Ardi akhirnya bangkit berdiri dan menuruti keinginan putri kecilnya untuk jalan jalan olah raga pagi di komplek perumahan. Sedangkan Savitri meninggalkan kamarnya untuk pergi membangunkan anak pertamanya Reno yang sudah duduk di kelas satu Sekolah Dasar. Dan selanjutnya membantu asisten rumah tangganya untuk menyiapkan sarapan.

Beberapa waktu kemudian setelah semua selesai melakukan aktivitas pribadinya kini mereka sudah siap di meja makan. Reni dan Reno duduk di kursi khusus anak anak.

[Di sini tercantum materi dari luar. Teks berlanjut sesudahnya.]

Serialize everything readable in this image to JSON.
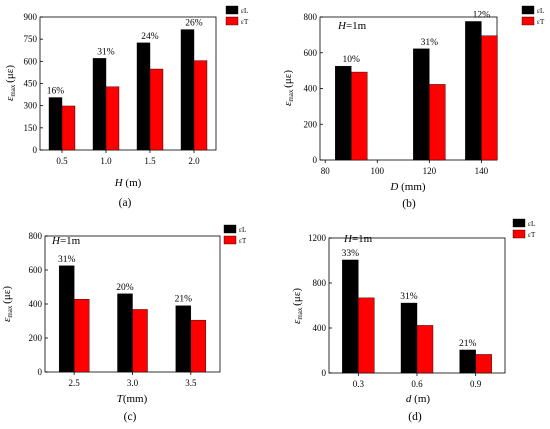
{
  "chart_data": [
    {
      "type": "bar",
      "panel_label": "(a)",
      "note": "",
      "xlabel_var": "H",
      "xlabel_unit": " (m)",
      "ylabel_var": "ε",
      "ylabel_sub": "max",
      "ylabel_unit": "(με)",
      "categories": [
        "0.5",
        "1.0",
        "1.5",
        "2.0"
      ],
      "ylim": [
        0,
        900
      ],
      "yticks": [
        0,
        150,
        300,
        450,
        600,
        750,
        900
      ],
      "series": [
        {
          "name": "εL",
          "color": "#000000",
          "values": [
            355,
            620,
            725,
            815
          ]
        },
        {
          "name": "εT",
          "color": "#ff0000",
          "values": [
            298,
            428,
            548,
            605
          ]
        }
      ],
      "annotations": [
        "16%",
        "31%",
        "24%",
        "26%"
      ],
      "legend_position": "top-right"
    },
    {
      "type": "bar",
      "panel_label": "(b)",
      "note": "H=1m",
      "xlabel_var": "D",
      "xlabel_unit": " (mm)",
      "ylabel_var": "ε",
      "ylabel_sub": "max",
      "ylabel_unit": "(με)",
      "categories": [
        "90",
        "120",
        "140"
      ],
      "x": [
        90,
        120,
        140
      ],
      "xlim": [
        78,
        146
      ],
      "xticks": [
        80,
        100,
        120,
        140
      ],
      "ylim": [
        0,
        800
      ],
      "yticks": [
        0,
        200,
        400,
        600,
        800
      ],
      "series": [
        {
          "name": "εL",
          "color": "#000000",
          "values": [
            525,
            622,
            775
          ]
        },
        {
          "name": "εT",
          "color": "#ff0000",
          "values": [
            492,
            423,
            695
          ]
        }
      ],
      "annotations": [
        "10%",
        "31%",
        "12%"
      ],
      "legend_position": "top-right"
    },
    {
      "type": "bar",
      "panel_label": "(c)",
      "note": "H=1m",
      "xlabel_var": "T",
      "xlabel_unit": "(mm)",
      "ylabel_var": "ε",
      "ylabel_sub": "max",
      "ylabel_unit": "(με)",
      "categories": [
        "2.5",
        "3.0",
        "3.5"
      ],
      "ylim": [
        0,
        800
      ],
      "yticks": [
        0,
        200,
        400,
        600,
        800
      ],
      "series": [
        {
          "name": "εL",
          "color": "#000000",
          "values": [
            625,
            460,
            390
          ]
        },
        {
          "name": "εT",
          "color": "#ff0000",
          "values": [
            428,
            368,
            305
          ]
        }
      ],
      "annotations": [
        "31%",
        "20%",
        "21%"
      ],
      "legend_position": "top-right"
    },
    {
      "type": "bar",
      "panel_label": "(d)",
      "note": "H=1m",
      "xlabel_var": "d",
      "xlabel_unit": " (m)",
      "ylabel_var": "ε",
      "ylabel_sub": "max",
      "ylabel_unit": "(με)",
      "categories": [
        "0.3",
        "0.6",
        "0.9"
      ],
      "ylim": [
        0,
        1200
      ],
      "yticks": [
        0,
        400,
        800,
        1200
      ],
      "series": [
        {
          "name": "εL",
          "color": "#000000",
          "values": [
            1005,
            622,
            205
          ]
        },
        {
          "name": "εT",
          "color": "#ff0000",
          "values": [
            668,
            423,
            165
          ]
        }
      ],
      "annotations": [
        "33%",
        "31%",
        "21%"
      ],
      "legend_position": "top-right"
    }
  ]
}
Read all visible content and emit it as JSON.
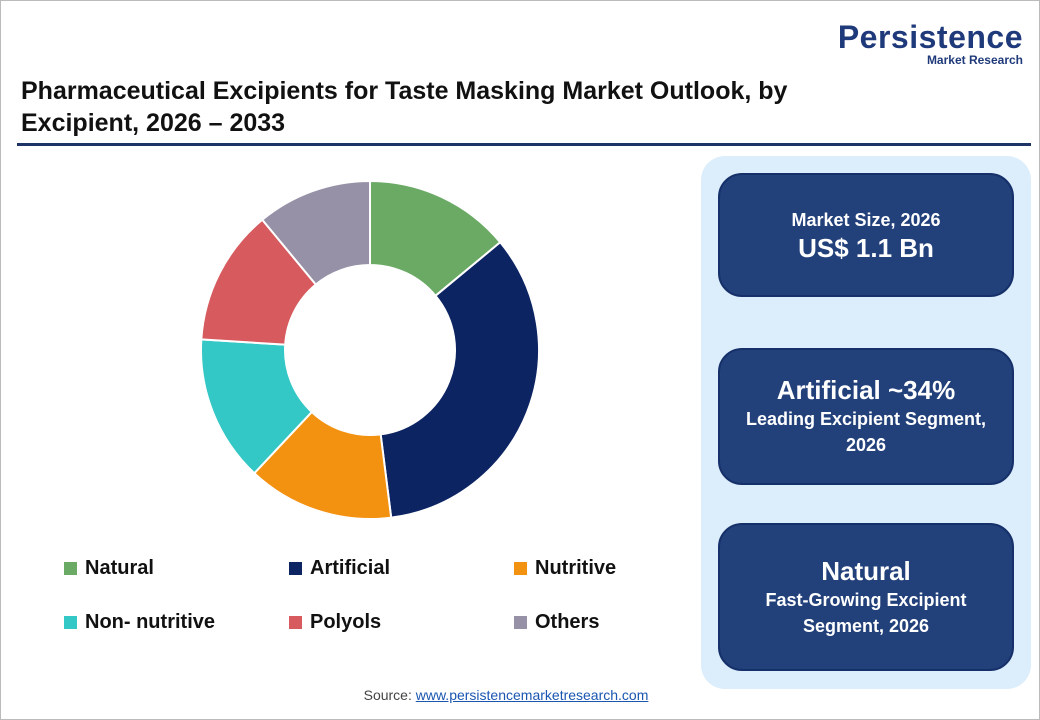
{
  "logo": {
    "name": "Persistence",
    "tagline": "Market Research"
  },
  "chart_data": {
    "type": "donut",
    "title": "Pharmaceutical Excipients for Taste Masking Market Outlook, by Excipient, 2026 – 2033",
    "categories": [
      "Natural",
      "Artificial",
      "Nutritive",
      "Non- nutritive",
      "Polyols",
      "Others"
    ],
    "values": [
      14,
      34,
      14,
      14,
      13,
      11
    ],
    "colors": [
      "#6aaa64",
      "#0d2463",
      "#f39110",
      "#33c7c5",
      "#d65a5e",
      "#9691a6"
    ]
  },
  "cards": [
    {
      "label": "Market Size, 2026",
      "value": "US$ 1.1 Bn"
    },
    {
      "value": "Artificial ~34%",
      "label": "Leading Excipient Segment, 2026"
    },
    {
      "value": "Natural",
      "label": "Fast-Growing Excipient Segment, 2026"
    }
  ],
  "source": {
    "label": "Source:",
    "link": "www.persistencemarketresearch.com"
  }
}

“Reno nanti dianter Mama saja ya.. Papa sudah kesiangan nih.” ucap Ardi sambil melihat jam tangannya

“Ini pasti gara gara Adik ga mau segera pulang.” gerutu Reno sambil menatap Reni.

“Butan atu... tadi ada Om om ajak omo omo Papa.” elak Reni dengan bibir manyun ke depan

“Yama omo omo na....” ucap Reni lagi

“Kalau diantar Mama lama disalip temen temen di jalannya.” ucap Reno dengan bibir cemberut.

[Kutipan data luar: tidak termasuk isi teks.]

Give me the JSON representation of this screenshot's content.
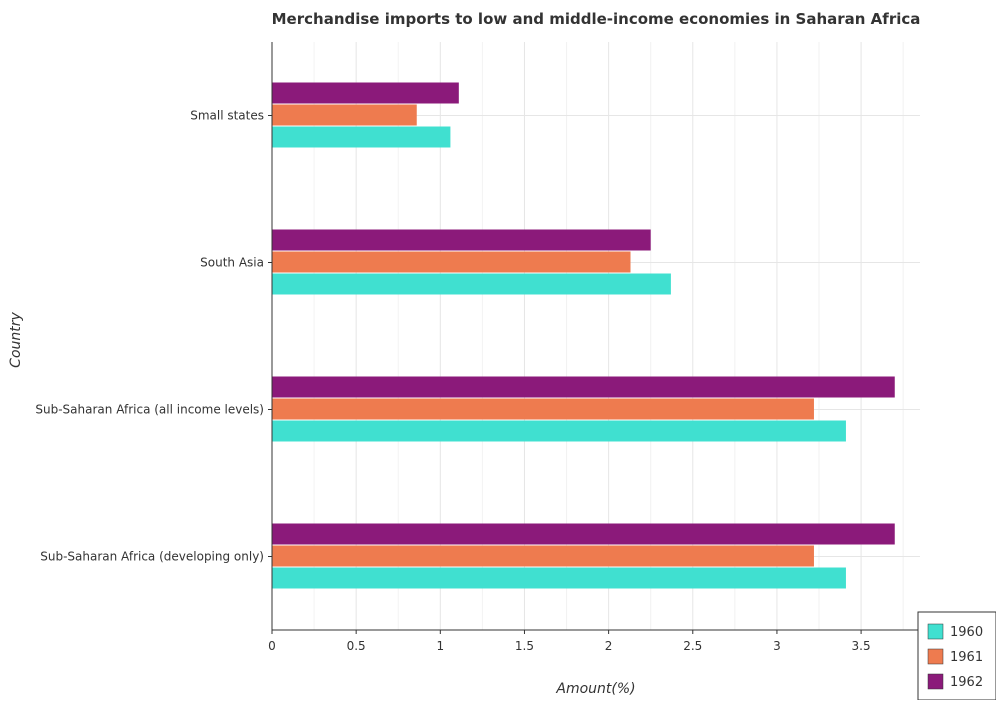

“Biar lama yang penting selamat dan tidak terlambat sampai sekolah.” ucap Savitri sambil membantu Reno turun dari kursi lalu memasangkan tas punggung anaknya.

“Ma.. Aku duluan ya ada meeting pagi, keburu terjebak macet.” ucap Ardi sambil mengambil Reni dari kursinya lalu menciumi wajah Reni.

“Iya Pa.” jawab Savitri lalu mengambil Reni dari gendongan Ardi kemudian mengulurkan tangannya pada Ardi lalu mencium tangan Ardi. Ardipun selanjutnya mencium kening Savitri. Seterusnya mendekati Reno.

“Sekolah yang benar ya... jangan nakal.” ucap Ardi sambil berjongkok mensejajarkan kepalanya dengan kepala Reno. Lalu mencium kening Reno.

“Iya Pa.” jawab Reno lalu mencium punggung tangan papanya. Ardi bangkit berdiri kemudian mengambil tas kerjanya dan berjalan keluar rumah. Ardi menaiki motor sportnya entah agar bisa lebih cepat jika terjebak macet atau agar mobilnya dipakai istrinya untuk mengantar anaknya sekolah.

Sementara itu Savitri memberikan Reni pada mbak Lastri.

“Ma atu itut te cetoyah....” ucap Reni

“Reni di rumah saja Mama ga lama.” jawab Savitri sambil mengusap lembut kepala Reni.

“Ma.. anter pakai mobil ya.. Papa kerja pakai motornya.” teriak Reno di depan pintu.

“Atu itut Ma.. Atu itut... tan pate mobi mama ndak yepot..” teriak Reni

“Ya sudah ayo.. keburu siang.” ucap Savitri lalu mengambil lagi Reni dari gendongan mbak Lastri.

“Da... da... da.... Mba Lati.... da.. da.“ teriak Reni sambil melambai lambai tangannya pada mbak Lastri

Savitri berjalan menuju ke mobilnya Reno sudah lebih dulu masuk dan duduk di jok di belakang kemudi. Savitri mendudukkan Reni di jok di depan di sebelah kemudi dan selanjutnya dia duduk di kursi kemudi. Savitri menyalakan mesin mobil lalu menjalankan mobil dengan hati hati.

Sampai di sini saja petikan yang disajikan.